As the managing director of Hewlett-Packard India, Neelam Dhawan has countrywide responsibility for revenues and profitability and ensuring the greatest leverage from HP?s Services, Personal Systems and Imaging & Printing businesses. Visibly excited on the business opportunity here, she tells Sudhir Chowdhary that HP has a clear vision and strategy as well as experience in helping Indian enterprises, service providers and governments in their journey towards cloud adoption. Excerpts:

Is cloud really democratising the access to cutting-edge technology especially in emerging countries like India?

According to a research commissioned by Hewlett-Packard, 75% of business and technology executives in India believe that cloud computing will be at least as disruptive to the technology landscape as the impact of client and server technology or the internet. We are known for selling personal computers, servers, storage, networking, printers, software and services. When you look at cloud, you are looking infrastructure which is required for the cloud. Therefore, we are very excited about cloud because it leads to servers, storage, networking, software and services to integrate all the offerings. Essentially, it brings the entire Hewlett-Packard portfolio together.

What are the opportunities that you see in the cloud computing market. What is the strategy behind increasing your market share in this space?

Whenever we make a new announcement of technology, the first question is who is going to use it. Cloud is a complex technology and we are trying to simplify its pieces so that the adoption increases. What we are doing is bringing lots of things to work together.

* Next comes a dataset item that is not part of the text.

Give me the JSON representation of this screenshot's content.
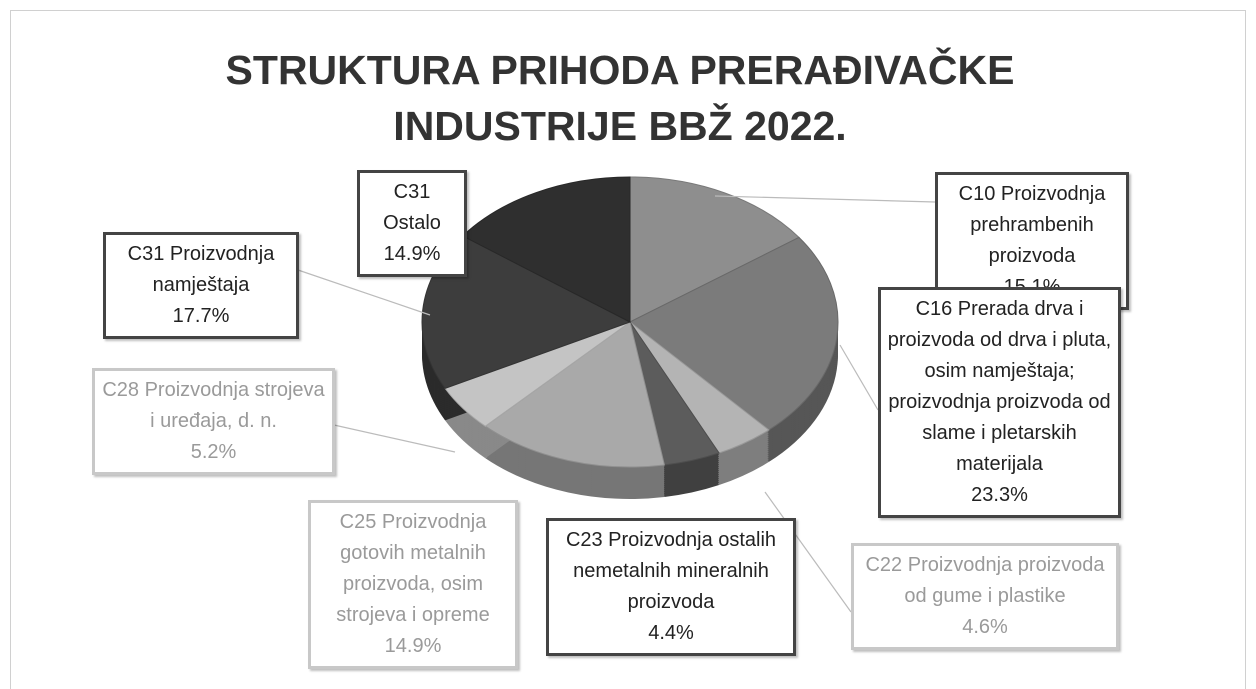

When I look at who will adopt it, it is anyone and everybody. It starts with the small and medium business (SMB). India always had this model wherein companies were encouraged to set up manufacturing in remote areas of the country, in order to get various tax benefits and tax breaks. But companies in these remote locations do not get people to run their IT operations. From May 10, Hewlett-Packard will deliver on-demand compute instances or virtual machines for companies.

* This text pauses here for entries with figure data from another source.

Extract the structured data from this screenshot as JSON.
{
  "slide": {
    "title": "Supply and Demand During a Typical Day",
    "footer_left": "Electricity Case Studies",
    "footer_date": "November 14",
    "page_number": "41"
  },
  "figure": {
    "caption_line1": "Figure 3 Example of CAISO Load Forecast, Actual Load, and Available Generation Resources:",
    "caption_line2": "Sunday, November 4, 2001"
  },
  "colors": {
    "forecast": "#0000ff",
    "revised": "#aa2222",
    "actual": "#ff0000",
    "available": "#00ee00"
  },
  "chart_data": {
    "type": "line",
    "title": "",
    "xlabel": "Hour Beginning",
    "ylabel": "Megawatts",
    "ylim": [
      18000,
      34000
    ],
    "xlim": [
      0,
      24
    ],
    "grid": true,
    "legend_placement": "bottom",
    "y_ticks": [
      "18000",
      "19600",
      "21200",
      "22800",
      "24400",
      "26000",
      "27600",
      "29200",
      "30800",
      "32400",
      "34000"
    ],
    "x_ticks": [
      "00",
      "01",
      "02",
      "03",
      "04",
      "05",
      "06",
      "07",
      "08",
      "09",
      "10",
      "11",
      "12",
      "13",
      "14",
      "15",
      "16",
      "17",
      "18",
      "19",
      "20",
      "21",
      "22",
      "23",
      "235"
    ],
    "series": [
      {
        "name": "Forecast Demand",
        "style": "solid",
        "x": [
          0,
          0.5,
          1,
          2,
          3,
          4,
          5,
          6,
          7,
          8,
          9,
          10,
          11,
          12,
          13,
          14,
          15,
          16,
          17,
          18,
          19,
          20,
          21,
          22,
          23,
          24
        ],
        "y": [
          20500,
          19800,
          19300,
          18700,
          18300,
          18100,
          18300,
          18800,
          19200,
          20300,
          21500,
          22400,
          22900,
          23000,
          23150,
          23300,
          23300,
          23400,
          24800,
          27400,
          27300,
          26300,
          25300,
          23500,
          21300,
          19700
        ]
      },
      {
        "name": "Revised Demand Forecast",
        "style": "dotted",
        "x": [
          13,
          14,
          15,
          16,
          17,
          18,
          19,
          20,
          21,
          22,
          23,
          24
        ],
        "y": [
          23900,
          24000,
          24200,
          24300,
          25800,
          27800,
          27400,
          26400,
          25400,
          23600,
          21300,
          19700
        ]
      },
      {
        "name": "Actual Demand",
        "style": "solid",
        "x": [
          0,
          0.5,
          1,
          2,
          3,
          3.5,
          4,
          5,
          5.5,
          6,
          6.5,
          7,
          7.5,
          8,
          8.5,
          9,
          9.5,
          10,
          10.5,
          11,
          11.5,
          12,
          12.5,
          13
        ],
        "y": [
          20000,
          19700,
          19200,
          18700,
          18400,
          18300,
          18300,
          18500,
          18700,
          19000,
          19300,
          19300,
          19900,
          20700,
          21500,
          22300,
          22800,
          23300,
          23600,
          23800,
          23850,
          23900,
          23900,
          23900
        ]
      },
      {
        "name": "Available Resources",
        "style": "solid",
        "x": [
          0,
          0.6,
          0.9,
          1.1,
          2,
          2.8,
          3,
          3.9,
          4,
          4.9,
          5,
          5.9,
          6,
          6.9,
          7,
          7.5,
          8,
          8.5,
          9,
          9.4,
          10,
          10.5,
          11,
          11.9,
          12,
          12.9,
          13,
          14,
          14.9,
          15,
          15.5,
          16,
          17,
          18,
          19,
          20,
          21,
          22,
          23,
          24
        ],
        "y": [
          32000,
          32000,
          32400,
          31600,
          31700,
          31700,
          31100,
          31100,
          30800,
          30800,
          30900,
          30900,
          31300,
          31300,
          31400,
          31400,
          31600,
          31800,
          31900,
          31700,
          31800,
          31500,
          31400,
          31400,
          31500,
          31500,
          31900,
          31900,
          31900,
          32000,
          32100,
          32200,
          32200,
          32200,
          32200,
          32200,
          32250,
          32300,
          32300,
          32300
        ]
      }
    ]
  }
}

We are looking at the key verticals including IT-ITeS, banking, financial services and insurance, telecom, manufacturing and government. They already spend a significant percentage of their IT investments into cloud related areas. Other verticals such as energy, healthcare, retail and education among others also present a sizable opportunity for us.

Cloud computing market is around $2 billion and contributes 0.5% of the total ICT spend in India. Personally I see it growing at 30-35% every year, which is nearly two times the IT industry?s growth rate.

Is it safe to say now that cloud is no longer a hype?

Two years ago, cloud was more of hype and cloudy. We used to hear this quite often. But in the last 18 months, we have managed to get more than 70 customers in India, who are either using cloud infrastructure or end-to-end cloud solutions. We haven?t focused outside technologically aware customers because they would be the early adopters for us. But I think that cloud adoption is going to pick up significantly in the months to come. Cloud adoption will be much higher and at a very accelerated rate.

Amazon is believed to have one of the largest corporate cloud businesses. How different is Hewlett-Packard from Amazon?

Amazon only sells access to things like computing and data storage, not hardware. Amazon cannot set up the cloud for you. If you are a bank, telecom or a manufacturing company and want a cloud to be set up so that you can be connected to your dealers or customers, Amazon cannot do it; Hewlett-Packard can do it. We are in the business of designing and building clouds as well as offering public clouds to companies.

We have invested some capital in creating a cloud factory in our Bangalore office. Around 20 companies are currently working there to develop their applications.

We have also set up a $2 billion global fund to provide flexible leasing options, asset management and staggered payments to companies looking to set up large clouds. Such initiatives will definitely increase cloud adoption in the country.

Are Indian companies adopting cloud as a service?

Enterprises in the fast growing BFSI sector are exploring cloud storage and compute power to handle massive amounts of real time core/ non-core banking data and minimise outages. Telecom companies are witnessing rapid growth and would continue to leverage cloud benefits to support growth. IT-ITeS companies are fast evaluating cloud offerings. Upfront infrastructure investment is a big challenge for the vast base of SMB manufacturers and hence are considering cloud infrastructure to enhance competitiveness. The number of hospitals adopting e-health records and other digitised clinical systems is increasing rapidly in India. So, all these verticals present a sizable opportunity for us.